“小姐,她们真是姑娘买来的?”
等她们走后,翠蓉一个人到了李青歌房里,有些不放心的问。
“嗯。”
李青歌点点头,一边示意翠蓉坐。
在李青歌眼里,翠蓉年长,做事稳妥,且对画儿照顾的可谓无微不至,甚至比自己这个当姐姐的还要细致妥帖,所以,打心眼里,李青歌当她是姐姐一般的对待。
翠蓉坐下,却是秀眉不展,独自疑惑道,“可是我瞧着不像呢,她二人看着并不像要当奴婢的样子。”
“哦?怎么不像?”
李青歌却是笑着问,心底却是佩服翠蓉观察入微,心思敏捷。
翠蓉摇头轻笑,眼底不自然的流露出一抹苦涩,“被人卖过,自然是明白这其中的苦处。

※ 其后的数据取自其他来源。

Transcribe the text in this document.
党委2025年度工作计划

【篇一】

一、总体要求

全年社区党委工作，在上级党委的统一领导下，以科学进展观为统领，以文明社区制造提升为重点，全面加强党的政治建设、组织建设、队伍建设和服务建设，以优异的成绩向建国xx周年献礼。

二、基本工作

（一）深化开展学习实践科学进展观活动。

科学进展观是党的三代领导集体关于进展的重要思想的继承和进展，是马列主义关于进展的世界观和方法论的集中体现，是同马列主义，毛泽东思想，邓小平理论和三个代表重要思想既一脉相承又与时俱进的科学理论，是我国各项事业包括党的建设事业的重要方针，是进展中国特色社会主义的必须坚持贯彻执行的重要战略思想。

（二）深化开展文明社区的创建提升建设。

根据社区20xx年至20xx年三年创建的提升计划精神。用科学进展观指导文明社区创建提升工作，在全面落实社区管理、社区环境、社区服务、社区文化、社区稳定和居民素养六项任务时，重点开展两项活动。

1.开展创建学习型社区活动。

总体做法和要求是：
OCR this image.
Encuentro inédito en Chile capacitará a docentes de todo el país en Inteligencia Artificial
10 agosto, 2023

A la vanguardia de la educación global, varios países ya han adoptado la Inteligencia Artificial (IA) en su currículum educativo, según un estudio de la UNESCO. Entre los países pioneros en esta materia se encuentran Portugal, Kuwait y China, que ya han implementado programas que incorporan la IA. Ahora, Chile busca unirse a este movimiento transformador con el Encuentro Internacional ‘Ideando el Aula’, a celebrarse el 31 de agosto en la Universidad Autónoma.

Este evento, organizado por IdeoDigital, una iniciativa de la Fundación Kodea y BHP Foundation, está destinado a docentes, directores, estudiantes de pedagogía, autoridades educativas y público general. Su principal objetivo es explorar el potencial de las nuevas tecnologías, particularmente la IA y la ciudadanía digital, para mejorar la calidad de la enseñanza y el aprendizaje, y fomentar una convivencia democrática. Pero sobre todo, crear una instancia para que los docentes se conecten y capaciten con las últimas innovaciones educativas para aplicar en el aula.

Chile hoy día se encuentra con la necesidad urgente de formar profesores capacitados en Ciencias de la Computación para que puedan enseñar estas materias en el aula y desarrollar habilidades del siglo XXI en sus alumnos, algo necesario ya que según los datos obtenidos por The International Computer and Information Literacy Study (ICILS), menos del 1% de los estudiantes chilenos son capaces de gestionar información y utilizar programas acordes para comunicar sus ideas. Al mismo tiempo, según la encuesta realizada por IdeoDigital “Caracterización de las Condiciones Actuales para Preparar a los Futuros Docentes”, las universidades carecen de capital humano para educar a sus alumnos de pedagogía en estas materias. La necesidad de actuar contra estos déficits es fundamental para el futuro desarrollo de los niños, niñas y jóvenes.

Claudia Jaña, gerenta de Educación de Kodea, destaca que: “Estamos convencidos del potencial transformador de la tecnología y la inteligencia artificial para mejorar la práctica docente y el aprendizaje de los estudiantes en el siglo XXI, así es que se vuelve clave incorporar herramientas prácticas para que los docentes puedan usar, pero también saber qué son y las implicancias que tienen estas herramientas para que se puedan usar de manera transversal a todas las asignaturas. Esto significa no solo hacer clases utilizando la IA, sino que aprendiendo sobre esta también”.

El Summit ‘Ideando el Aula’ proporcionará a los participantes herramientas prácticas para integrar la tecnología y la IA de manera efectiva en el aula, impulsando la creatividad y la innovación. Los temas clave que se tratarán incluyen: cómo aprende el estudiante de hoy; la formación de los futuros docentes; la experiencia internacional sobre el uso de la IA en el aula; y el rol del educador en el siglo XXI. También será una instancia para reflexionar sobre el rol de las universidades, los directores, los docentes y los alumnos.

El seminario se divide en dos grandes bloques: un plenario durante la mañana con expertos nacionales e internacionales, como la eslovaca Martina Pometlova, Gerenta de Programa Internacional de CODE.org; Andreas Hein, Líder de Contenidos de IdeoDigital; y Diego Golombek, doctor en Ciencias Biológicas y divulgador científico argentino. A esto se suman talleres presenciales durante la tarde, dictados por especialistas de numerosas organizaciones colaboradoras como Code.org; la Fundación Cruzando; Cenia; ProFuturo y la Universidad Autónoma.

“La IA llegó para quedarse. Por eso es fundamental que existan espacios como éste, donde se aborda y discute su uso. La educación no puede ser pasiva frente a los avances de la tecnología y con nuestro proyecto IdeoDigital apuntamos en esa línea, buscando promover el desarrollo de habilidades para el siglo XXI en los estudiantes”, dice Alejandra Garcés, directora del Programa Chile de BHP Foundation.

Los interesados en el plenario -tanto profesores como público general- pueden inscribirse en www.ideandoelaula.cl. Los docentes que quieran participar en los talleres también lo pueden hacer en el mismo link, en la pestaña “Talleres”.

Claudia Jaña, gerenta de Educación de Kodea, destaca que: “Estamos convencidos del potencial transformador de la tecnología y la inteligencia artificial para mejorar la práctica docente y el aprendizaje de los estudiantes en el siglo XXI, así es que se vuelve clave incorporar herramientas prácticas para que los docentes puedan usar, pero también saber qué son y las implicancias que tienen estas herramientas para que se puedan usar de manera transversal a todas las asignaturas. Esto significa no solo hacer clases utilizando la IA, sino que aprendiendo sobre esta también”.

哪里有被卖到人家去做奴才的,还能是这个样子?这哭都哭死了,这脸上哪里还有半分喜色?更不敢在主子面前摆脸色的,低眉顺眼的还怕主子不待见呢,还有,这心里啊,七上八下的不是滋味儿,不是担心将来在主子家里受罪,就是对未来生活的迷茫与担忧,总之,不像他们二人这样的。”
李青歌微微垂首,暗自思量她这话,却没有直接回答,而是低声安慰,“没事,她二人若做的好,我就先留着,若做的不好,就给点银子打发了,并不废什么事。”
“只是”
翠蓉凝眉,眼底透出忧色,“那春花瞧着还行,可那秋月,我仔细瞧着,总觉得她眉宇之间有些煞气,尤其是她看姑娘的时候,总让人不放心。”
说着,她又瞧了瞧李青歌的神色,见她面无表情,又道,“不过,也有可能是我多心了,最近府里发生了那么多的事,呵,我这眼睛呀,瞧着谁好像都别有用心似的,呵呵,她二人今天才来的,哪里就有那么多坏心眼呢。”
“是啊。”
李青歌也笑,眨眼道,“翠蓉姐姐若觉得不妥,那不如,我让她们歇一晚,明天就打发了吧。”
“呀,别,别”
翠蓉忙道,“其实,能遇着姑娘这样的好人,也算是她们的造化,若离了这里,还不知被卖到什么地方去呢?哎说来,我这心,也挺矛盾的,大约是我多心了。可不能就这样冤枉了她两个。我这样对姑娘说呢,无非是想姑娘多留个心眼,别的倒无妨。”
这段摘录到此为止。